The role of central bank is crucial for exchange rates stability as any major change directly puts pressure on debt values, director SBP said. The federal government is expecting billion of dollars of foreign inflows that relate to privatisation and issuance of Eurobonds and Sukuk. The government has estimated $500 through the auction of Eurobond, some $500 million against the sale of Sukuk and some $750-800 million inflows are expected to arrive on account of OGDLC privatisation," he added.

With the arrival of expected foreign inflows exchange rate is likely to be comfortable as it will improve the level of foreign reserves and help stabilise Pak Rupee against the greenback, he said. Talking about the IMF conditions, he said that the government has already initiated to fulfil IMF''s demands. "An amendment in the SBP Act has already been sent for appropriate approval from the National Assembly; Risk Management Committee and MPS advisory committee have also been formed and minutes of Monetary Policy Meeting are being published as per IMF requirements," director SBP said.
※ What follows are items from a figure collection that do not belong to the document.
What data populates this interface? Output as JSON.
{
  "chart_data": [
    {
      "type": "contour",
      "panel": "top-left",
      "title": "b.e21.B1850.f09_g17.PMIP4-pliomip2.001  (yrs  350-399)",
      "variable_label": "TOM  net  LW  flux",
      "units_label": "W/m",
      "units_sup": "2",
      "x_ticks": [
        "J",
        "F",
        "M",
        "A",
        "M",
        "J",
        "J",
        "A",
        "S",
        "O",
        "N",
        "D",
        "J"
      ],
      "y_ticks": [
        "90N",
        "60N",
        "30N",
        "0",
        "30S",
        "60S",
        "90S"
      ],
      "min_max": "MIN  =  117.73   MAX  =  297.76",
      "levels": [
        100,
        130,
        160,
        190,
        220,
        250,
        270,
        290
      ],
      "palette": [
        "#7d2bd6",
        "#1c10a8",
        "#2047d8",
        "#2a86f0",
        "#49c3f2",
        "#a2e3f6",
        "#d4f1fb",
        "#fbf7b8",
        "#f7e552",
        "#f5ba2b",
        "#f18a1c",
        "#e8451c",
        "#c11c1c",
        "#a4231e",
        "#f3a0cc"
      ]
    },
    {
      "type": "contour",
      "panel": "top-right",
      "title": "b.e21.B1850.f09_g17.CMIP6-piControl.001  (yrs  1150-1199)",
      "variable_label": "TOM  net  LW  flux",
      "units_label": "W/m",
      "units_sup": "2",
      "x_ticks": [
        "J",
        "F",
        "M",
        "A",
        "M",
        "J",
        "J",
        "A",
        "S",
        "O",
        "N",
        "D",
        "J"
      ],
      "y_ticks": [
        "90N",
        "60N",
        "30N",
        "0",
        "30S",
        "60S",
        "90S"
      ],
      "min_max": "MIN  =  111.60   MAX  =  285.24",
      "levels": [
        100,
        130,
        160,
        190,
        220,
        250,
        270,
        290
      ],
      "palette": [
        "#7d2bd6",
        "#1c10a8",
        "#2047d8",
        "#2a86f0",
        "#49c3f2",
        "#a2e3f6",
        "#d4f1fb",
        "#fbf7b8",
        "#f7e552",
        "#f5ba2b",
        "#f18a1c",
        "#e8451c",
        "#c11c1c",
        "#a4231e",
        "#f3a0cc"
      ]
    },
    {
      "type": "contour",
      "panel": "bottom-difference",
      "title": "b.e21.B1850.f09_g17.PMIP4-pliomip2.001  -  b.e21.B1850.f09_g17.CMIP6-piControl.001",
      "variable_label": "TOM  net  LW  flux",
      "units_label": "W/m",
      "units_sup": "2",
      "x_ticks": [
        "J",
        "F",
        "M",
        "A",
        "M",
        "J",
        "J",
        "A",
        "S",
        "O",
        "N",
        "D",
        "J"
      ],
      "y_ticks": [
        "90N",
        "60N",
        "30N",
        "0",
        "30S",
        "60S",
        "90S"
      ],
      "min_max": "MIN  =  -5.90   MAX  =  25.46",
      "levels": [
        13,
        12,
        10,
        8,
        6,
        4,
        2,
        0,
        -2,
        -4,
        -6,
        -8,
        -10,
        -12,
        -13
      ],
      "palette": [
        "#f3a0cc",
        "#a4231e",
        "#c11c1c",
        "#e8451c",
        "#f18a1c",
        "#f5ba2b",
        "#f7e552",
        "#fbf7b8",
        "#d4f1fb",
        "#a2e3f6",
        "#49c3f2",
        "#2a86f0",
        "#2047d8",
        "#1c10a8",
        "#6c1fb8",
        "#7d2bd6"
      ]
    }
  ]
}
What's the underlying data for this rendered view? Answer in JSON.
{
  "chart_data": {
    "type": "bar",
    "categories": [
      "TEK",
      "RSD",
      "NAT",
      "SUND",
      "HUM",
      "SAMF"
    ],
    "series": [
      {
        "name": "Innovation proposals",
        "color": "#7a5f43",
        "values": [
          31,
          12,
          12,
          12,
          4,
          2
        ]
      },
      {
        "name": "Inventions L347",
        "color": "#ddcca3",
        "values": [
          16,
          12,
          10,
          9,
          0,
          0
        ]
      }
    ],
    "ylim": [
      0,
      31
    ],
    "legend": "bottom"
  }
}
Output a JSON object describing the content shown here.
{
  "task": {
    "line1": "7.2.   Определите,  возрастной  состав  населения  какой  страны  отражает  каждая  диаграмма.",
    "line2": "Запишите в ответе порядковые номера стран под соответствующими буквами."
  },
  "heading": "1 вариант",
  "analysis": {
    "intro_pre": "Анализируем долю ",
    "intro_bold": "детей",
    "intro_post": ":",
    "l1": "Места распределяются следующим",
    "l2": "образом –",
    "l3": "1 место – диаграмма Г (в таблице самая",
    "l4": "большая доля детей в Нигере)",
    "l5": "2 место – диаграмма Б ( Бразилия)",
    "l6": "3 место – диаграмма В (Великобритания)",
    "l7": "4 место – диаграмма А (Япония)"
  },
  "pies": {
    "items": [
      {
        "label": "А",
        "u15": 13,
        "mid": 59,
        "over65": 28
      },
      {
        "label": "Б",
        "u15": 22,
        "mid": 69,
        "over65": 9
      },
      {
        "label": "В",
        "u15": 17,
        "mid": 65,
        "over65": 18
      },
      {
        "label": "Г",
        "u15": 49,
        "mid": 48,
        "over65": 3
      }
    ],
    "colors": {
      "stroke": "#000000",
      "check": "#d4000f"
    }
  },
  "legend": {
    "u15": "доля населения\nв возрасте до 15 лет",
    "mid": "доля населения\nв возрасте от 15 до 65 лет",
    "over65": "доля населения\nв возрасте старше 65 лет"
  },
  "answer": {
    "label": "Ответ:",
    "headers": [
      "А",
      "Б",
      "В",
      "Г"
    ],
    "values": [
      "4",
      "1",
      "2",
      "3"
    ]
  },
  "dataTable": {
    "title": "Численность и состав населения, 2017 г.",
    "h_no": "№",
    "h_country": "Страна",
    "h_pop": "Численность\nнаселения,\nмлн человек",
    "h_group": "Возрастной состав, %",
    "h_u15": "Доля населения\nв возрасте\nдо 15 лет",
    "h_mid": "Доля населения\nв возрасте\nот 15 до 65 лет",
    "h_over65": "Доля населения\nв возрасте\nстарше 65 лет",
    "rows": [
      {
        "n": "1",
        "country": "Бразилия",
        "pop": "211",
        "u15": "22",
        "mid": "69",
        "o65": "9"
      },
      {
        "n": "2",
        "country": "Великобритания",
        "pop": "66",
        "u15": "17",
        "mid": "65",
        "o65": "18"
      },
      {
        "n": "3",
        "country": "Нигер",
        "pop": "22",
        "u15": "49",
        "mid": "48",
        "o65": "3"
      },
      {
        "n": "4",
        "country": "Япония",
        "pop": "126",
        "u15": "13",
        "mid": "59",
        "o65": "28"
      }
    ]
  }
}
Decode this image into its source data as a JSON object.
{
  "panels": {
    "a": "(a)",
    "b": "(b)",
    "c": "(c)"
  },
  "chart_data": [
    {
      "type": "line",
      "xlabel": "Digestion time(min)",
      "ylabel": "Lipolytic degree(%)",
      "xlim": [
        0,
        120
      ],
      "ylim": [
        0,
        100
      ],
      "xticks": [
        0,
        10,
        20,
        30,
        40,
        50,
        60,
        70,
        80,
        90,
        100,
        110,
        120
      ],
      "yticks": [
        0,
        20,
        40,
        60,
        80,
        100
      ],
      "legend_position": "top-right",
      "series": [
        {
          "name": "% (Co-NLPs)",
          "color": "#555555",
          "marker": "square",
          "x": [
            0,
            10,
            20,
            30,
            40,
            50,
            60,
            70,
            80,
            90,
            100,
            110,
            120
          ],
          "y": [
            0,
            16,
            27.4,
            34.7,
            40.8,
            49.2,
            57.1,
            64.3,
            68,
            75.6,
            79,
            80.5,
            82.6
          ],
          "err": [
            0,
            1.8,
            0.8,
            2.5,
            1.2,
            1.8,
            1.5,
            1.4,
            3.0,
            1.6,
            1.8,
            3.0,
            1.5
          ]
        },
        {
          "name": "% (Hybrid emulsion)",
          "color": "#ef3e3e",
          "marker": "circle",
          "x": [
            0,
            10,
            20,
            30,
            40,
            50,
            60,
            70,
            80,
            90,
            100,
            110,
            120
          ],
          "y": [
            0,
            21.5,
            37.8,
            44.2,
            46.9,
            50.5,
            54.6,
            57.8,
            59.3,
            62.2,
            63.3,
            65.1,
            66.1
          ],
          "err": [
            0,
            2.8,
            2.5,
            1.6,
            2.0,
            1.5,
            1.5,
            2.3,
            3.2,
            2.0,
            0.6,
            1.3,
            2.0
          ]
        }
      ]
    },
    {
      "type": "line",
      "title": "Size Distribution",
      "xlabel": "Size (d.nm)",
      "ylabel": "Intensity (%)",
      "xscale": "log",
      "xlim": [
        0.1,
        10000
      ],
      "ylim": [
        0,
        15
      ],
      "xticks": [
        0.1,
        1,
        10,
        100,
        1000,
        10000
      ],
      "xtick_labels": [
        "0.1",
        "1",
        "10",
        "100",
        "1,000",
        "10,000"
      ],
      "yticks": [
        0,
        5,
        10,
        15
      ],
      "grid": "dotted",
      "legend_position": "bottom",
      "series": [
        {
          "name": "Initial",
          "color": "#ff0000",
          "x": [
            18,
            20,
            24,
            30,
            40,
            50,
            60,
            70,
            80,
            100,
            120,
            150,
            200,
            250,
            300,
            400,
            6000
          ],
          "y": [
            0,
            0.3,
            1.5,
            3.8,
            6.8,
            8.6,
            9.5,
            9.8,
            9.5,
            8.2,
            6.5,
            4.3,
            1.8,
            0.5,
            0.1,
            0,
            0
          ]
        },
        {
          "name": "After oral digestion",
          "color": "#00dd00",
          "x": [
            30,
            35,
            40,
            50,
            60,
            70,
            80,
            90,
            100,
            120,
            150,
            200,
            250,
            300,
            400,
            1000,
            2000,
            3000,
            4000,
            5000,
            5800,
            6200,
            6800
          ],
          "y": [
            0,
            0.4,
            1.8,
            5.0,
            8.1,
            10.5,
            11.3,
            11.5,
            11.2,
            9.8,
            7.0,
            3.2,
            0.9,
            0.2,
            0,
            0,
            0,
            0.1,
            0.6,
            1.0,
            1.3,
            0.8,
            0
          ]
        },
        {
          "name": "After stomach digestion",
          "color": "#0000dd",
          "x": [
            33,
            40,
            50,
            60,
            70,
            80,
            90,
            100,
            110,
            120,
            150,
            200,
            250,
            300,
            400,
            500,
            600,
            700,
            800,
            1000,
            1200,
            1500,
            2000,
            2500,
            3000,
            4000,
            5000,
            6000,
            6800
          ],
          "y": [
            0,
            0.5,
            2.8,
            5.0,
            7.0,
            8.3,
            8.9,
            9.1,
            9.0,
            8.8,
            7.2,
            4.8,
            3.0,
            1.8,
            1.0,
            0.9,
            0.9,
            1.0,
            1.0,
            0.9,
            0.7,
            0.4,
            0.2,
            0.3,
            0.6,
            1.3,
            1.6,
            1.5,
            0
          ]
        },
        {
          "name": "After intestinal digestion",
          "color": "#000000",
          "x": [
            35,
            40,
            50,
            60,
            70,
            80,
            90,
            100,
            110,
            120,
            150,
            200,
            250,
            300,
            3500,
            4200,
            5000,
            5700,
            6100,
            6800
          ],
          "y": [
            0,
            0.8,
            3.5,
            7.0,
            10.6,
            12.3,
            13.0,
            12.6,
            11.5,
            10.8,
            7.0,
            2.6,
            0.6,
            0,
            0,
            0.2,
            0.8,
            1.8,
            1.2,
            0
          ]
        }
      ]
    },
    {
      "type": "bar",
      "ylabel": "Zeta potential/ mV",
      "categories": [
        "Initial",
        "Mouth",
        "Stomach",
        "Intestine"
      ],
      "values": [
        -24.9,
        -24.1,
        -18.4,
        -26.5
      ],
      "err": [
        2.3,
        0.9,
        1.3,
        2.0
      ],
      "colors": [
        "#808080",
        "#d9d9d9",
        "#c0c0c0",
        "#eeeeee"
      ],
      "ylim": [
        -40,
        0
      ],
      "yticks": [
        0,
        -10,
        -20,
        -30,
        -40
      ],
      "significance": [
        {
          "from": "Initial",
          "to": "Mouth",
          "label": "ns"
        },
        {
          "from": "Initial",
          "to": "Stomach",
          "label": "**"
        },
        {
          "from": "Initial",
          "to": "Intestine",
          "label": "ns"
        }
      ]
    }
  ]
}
He said that presently, the country''s debt to ratio is some 64 percent and it should be reduced to 60 percent for a better economic growth. There are two reasons behind a higher debt: first less than target revenue and secondly, higher expenditures resulted in higher fiscal deficit, he added. He dispelled the impression that the tightening of the discount rates enhances debt burden, saying the discount rate is set on the extensive calculation which does not push up debt values as it has different compositions. During the last one year, debt growth has reduced but still on the higher side and some steps are needed to curtail the higher borrowing, he added.

"Pakistan''s tax to GDP ratio is 10 percent and needs to improve with new tax measures and tax reforms to enhance the collection," Malik said. He said the role of central bank is very crucial in maintaining price stability and financial stability in order to keep the economy towards growth. "Pakistan''s 50 percent exports go to the European countries, which are also facing a financial crisis. Pakistan is needed to create opportunities to attract new foreign investment," he added.